Where $\text{H}$ is some function that is an ordinary lambda abstraction with no recursion involved. The recursion is defined entirely outside H. If we feed the input $\text{FAC}$ into this function we return $\text{FAC}$. Compare with ordinary algebra, this is like feeding 0 into the function f(x) = x. In mathematics, this is known as a fixed point.

So we now know that the $\text{FAC}$ function must be a fixed point of $\text{H}$ whatever it is. So we now are looking for a fixed point of $\text{H}$ in order to write our algorithm in the lambda calculus. We don’t know how to do this, but let’s pretend that we do. Let’s invent a function $\text{Y}$ that takes any other function, and returns its fixed point. This allows us to write the following expression by definition of $\text{Y}$,

$\text{Y H} = \text{H (Y H)}$

this $\text{Y}$ is the famous Y combinator, great but we’re not done yet. We are yet to see how this effects recursion. The magic is that Y can be expressed without recursion. Despite the above expression seemingly showing recursion in it’s purest form.
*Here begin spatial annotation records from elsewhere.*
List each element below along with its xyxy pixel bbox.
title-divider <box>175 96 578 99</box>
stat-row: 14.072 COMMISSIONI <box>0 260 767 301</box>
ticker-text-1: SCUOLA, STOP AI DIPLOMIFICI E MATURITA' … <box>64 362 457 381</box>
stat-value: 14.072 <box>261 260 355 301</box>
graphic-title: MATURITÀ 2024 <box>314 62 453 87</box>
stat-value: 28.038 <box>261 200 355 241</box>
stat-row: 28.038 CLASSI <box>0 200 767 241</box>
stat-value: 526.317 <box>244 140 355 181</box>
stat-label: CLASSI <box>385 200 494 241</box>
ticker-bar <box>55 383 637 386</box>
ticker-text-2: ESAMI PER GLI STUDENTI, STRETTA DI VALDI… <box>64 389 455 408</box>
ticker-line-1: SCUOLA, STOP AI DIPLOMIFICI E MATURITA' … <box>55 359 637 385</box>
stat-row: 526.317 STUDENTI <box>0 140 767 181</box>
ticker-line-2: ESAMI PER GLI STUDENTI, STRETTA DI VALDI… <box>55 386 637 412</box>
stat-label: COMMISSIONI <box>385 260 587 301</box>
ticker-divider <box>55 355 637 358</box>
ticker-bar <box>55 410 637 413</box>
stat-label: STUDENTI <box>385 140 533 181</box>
In fact, it’s shown that $\text{Y}$ actually has the following non-recursive definition,

$\text{Y} = (\lambda h. \> (\lambda x. h (x \> x))) (\lambda x. h (x \> x)))$

We can really easily verify this, applying the reduction rules above to show that it satisfies the recursive property.

$\text{Y H}= (\lambda h. \> (\lambda x. h (x \> x))) (\lambda x. h (x \> x))) \> \text{H}$

Using $\beta$ reduction

$\rightarrow (\lambda x. \text{H} (x \> x))) (\lambda x. \text{H} (x \> x))$

Using $\beta$ reduction again,

$\rightarrow \text{H} ((\lambda x. \text{H} (x \> x))) (\lambda x. \text{H} (x \> x)))$

Which is the same as,

$= \text{H (Y H)}$

## Conclusion

There you have it, the Y Combinator, or as it’s also known the fixed point combinator - for obvious reasons. As I’ve tried to show you, it allows you to define recursive functions in the lambda calculus, and that really is it. Somewhat magically, it has a non-recursive definition, and it’s also very curious that it can be written in the lambda calculus as a result. However, understanding its more complex properties is still definitely beyond my current skill level, and more something to ponder about at the moment.